Quick start guide to Kubeflow

evilnick · 10 November 2021 13:47

Note: Superseded by Get started with Charmed Kubeflow | Documentation | Charmed Kubeflow . Please see that doc instead.

Ready to try out Kubeflow? This tutorial will guide you through the steps to get Kubeflow up and running with the minimum of hassle. To keep things simple, we are going to make the following assumptions:

You are running Ubuntu 20.04(focal) or later.
You have at least 16GB free memory and 50GB of disk space
You have access to the internet for downloading the required snaps and charms.

The fastest, simplest way to get started with Kubeflow is to set up a local Kubernetes with MicroK8s. The low overheads required by MicroK8s make it ideal if you are trying to squeeze Kubeflow onto a laptop or virtual machine for a quick experiment or working on the move.

Contents:

Install and prepare MicroK8s
Install Juju
Deploying Kubeflow
Configuration
Accessing the Dashboard
Did something go wrong?

Install and prepare MicroK8s

The first step on our journey is to install MicroK8s. MicroK8s is installed from a snap package. The published snap maintains different channels for different releases of Kubernetes. The current 1.6 release supports Kubernetes 1.22.

sudo snap install microk8s --classic --channel=1.22/stable

For MicroK8s to work without having to use sudo for every command, it creates a group called microk8s. To make it more convenient to run commands, you should add the current user to this group:

sudo usermod -a -G microk8s $USER
newgrp microk8s

It is also useful to make sure the user has the proper access and ownership of any kubectl configuration files:

sudo chown -f -R $USER ~/.kube

MicroK8s will start up as soon as it is installed. It is a completely functional Kubernetes, running with the least amount of overhead possible. However, for our purposes we will need a Kubernetes with a few more features. A lot of extra services are available as MicroK8s “add-ons” - code which is shipped with the snap and can be turned on and off when it is needed. We can now enable some of these features to get a Kubernetes where we can usefully install Kubeflow. We will add a DNS service, so the applications can find each other, storage, an ingress controller so we can access Kubeflow components and the MetalLB load balancer application. These can all be enabled simply at the same time:

microk8s enable dns storage ingress metallb:10.64.140.43-10.64.140.49

You can see that we added some detail when enabling MetalLB, in this case the address pool to use. Many of the add-ons have extra configuration options, which can be found in the MicroK8s documentation.

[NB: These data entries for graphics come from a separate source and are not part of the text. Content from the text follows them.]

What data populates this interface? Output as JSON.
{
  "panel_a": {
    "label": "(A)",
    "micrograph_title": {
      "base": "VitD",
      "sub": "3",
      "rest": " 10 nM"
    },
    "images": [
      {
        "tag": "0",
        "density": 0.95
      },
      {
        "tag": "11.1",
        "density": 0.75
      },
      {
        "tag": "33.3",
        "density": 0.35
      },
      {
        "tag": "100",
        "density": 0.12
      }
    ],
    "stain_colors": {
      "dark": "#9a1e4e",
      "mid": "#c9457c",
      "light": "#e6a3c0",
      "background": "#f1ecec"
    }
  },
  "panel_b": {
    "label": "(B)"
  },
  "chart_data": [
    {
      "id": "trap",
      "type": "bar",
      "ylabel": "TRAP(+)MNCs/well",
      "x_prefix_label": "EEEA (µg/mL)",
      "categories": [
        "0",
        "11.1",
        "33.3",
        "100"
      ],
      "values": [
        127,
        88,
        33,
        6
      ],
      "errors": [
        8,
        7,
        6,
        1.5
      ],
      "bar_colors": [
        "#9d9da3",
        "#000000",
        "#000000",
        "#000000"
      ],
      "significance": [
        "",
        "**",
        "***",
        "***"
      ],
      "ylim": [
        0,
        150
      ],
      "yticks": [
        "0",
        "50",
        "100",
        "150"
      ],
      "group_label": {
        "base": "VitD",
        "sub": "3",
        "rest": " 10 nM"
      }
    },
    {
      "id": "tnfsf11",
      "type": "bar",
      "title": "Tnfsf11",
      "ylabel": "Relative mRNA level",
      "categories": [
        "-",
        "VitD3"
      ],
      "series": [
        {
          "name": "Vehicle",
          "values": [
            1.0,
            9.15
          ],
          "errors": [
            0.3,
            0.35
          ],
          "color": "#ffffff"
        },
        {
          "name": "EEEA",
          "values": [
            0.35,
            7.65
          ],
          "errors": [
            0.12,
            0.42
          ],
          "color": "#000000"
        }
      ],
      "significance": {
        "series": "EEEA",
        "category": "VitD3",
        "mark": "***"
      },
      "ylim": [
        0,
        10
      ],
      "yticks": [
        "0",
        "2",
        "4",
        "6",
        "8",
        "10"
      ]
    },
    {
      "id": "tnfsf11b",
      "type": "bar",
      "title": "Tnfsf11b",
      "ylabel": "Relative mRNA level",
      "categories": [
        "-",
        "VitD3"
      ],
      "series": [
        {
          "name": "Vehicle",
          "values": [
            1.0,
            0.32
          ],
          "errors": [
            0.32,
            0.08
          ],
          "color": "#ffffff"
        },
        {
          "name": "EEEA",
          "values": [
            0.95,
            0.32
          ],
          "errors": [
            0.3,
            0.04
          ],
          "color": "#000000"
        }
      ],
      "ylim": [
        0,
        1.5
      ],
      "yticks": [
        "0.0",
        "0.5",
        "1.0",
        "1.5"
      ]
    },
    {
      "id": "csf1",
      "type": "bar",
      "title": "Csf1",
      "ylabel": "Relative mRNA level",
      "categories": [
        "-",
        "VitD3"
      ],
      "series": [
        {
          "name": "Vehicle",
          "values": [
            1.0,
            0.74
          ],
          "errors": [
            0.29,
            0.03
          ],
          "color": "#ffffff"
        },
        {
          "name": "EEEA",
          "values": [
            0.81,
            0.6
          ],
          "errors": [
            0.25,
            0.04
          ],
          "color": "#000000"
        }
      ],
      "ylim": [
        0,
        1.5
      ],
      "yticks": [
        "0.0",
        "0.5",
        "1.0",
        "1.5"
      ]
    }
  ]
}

It can take some minutes for MicroK8s to install and set up these additional features. Before we do anything else, we should check that the add-ons have been enabled successfully and that MicroK8s is ready for action. We can do this by requesting the status, and supplying the --wait-ready option, which tells microk8s to finish whatever processes it is working on before returning:

microk8s status --wait-ready

Now we have a working Kubernetes ready, the next step is to install Juju.

Install Juju

Juju is an operation Lifecycle manager(OLM) for clouds, bare metal or Kubernetes. We will be using it to deploy and manage the components which make up Kubeflow.

As with MicroK8s, Juju is installed from a snap package:

sudo snap install juju --classic

As Juju already has a built-in knowledge of MicroK8s and how it works, there is no additional setup or configuration needed. All we need to do is run the command to deploy a Juju controller to the Kubernetes we set up with MicroK8s:

juju bootstrap microk8s

The controller is Juju’s agent, running on Kubernetes, which can be used to deploy and control the components of Kubeflow.

The controller can work with different models, which map to namespaces in Kubernetes. It is recommended to set up a specific model for Kubeflow:

juju add-model kubeflow

Model name must be Kubeflow: Due to an assumption made in the upstream Kubeflow Dashboard code, Kubeflow must be deployed in the Kubernetes namespace kubeflow and so we have to use the model name kubeflow here.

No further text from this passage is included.